Segundo ele, isso aconteceria de forma “of label” e faz parte da “liberdade médica” que defende.

Apesar da declaração, o médico negou que tenha feito pacientes de cobaia: “Jamais existiu qualquer tipo de experimentação”, e que a empresa tenha ocultado mortes.

Sobre o estudo realizado a respeito do uso de hidroxicloroquina, Esper declarou que foi algo “apenas observacional”, não tendo sido publicado em nenhuma revista científica.

Além de Rodrigo Esper, os vereadores de São Paulo ouviram Rafael de Souza da SIlva, atual diretor clínico que responde ao departamento de telemedicina da operadora, o médico Sérgio Antônio Dias da Silveira, e Daniella Cabral de Freitas, atual diretora clínica da Prevent Sênior.

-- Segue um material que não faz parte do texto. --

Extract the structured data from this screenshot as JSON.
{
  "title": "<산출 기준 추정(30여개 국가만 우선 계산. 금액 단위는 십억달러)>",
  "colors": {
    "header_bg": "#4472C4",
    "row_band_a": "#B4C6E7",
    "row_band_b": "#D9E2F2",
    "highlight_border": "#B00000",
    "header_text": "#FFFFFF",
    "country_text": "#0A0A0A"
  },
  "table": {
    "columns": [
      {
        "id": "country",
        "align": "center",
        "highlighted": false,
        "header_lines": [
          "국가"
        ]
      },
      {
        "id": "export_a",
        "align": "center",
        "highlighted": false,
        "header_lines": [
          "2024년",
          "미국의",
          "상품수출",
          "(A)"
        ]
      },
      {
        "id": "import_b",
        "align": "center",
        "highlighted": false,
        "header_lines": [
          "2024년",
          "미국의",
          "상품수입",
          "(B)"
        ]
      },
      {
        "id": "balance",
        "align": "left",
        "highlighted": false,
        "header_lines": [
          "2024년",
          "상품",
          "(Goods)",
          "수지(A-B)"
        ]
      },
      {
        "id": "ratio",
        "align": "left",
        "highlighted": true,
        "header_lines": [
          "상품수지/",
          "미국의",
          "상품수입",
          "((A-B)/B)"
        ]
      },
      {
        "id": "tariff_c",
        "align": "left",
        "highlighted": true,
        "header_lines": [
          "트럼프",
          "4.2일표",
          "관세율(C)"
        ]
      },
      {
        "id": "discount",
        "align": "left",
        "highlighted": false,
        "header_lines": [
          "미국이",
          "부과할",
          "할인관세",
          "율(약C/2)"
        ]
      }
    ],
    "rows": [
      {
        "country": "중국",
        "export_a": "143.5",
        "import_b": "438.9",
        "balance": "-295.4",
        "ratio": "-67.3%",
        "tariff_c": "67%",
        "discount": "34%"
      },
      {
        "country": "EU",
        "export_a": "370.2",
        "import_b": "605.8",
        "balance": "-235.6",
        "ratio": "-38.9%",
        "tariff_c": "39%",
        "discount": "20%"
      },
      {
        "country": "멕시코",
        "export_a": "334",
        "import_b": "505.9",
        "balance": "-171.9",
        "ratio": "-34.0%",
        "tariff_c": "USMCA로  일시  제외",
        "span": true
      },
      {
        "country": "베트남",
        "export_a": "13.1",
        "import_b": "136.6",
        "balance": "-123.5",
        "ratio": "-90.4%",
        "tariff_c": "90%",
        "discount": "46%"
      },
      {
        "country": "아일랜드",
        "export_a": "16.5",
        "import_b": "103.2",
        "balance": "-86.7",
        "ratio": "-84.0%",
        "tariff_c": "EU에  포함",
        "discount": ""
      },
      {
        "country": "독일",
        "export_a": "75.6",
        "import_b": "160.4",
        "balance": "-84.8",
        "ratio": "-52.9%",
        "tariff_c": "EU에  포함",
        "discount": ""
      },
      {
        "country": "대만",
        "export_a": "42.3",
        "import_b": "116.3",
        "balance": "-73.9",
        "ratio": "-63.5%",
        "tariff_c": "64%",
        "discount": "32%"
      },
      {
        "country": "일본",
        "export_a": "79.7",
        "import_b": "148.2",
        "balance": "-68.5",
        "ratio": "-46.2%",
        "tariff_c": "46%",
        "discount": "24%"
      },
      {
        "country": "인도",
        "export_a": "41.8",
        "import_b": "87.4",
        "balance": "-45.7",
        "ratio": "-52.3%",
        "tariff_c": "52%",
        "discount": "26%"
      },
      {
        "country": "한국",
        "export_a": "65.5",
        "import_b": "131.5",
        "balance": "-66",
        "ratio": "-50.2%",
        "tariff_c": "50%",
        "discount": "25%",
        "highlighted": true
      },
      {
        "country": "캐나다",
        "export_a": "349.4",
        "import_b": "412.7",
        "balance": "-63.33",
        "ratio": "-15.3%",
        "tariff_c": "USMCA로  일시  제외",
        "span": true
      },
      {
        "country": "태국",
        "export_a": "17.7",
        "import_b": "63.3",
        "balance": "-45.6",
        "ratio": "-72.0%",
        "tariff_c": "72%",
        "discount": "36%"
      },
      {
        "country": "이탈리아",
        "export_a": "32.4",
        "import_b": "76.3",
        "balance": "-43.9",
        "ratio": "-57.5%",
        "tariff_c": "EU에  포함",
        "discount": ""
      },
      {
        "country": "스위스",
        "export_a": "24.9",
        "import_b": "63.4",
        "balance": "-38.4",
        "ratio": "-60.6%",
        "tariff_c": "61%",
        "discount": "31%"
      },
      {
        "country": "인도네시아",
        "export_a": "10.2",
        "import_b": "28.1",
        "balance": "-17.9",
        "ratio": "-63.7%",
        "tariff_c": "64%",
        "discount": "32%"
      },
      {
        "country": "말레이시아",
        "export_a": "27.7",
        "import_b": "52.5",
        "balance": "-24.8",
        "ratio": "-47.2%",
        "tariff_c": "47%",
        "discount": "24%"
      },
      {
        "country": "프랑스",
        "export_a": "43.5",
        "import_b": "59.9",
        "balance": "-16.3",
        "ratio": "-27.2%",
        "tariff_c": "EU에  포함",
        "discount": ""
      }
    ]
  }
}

Durante o depoimento, a médica, que teria assinado o Protocolo Manejo Clínico Covid-19, elaborado pela operadora, disse que todos os pacientes que tomaram medicamentos sem eficácia assinaram “termos de consentimento”, o que vai de encontro às denúncias que foram recebidas pela CPI.

Ao final dos depoimentos, em entrevista à imprensa, os vereadores que compõem a comissão classificaram como “ineficazes” os depoimentos, e lamentarem que “até hoje a empresa adote a mesma postura do início da pandemia”.

Essa foi a quinta sessão da CPI. Para a próxima, na semana que vem, está confirmado o depoimento de um representante da vigilância sanitária: “ainda temos muito a esclarecer, por exemplo, entender porque os hospitais funcionavam sem alvará”, acrescentou o presidente da comissão Antônio Donato (PT).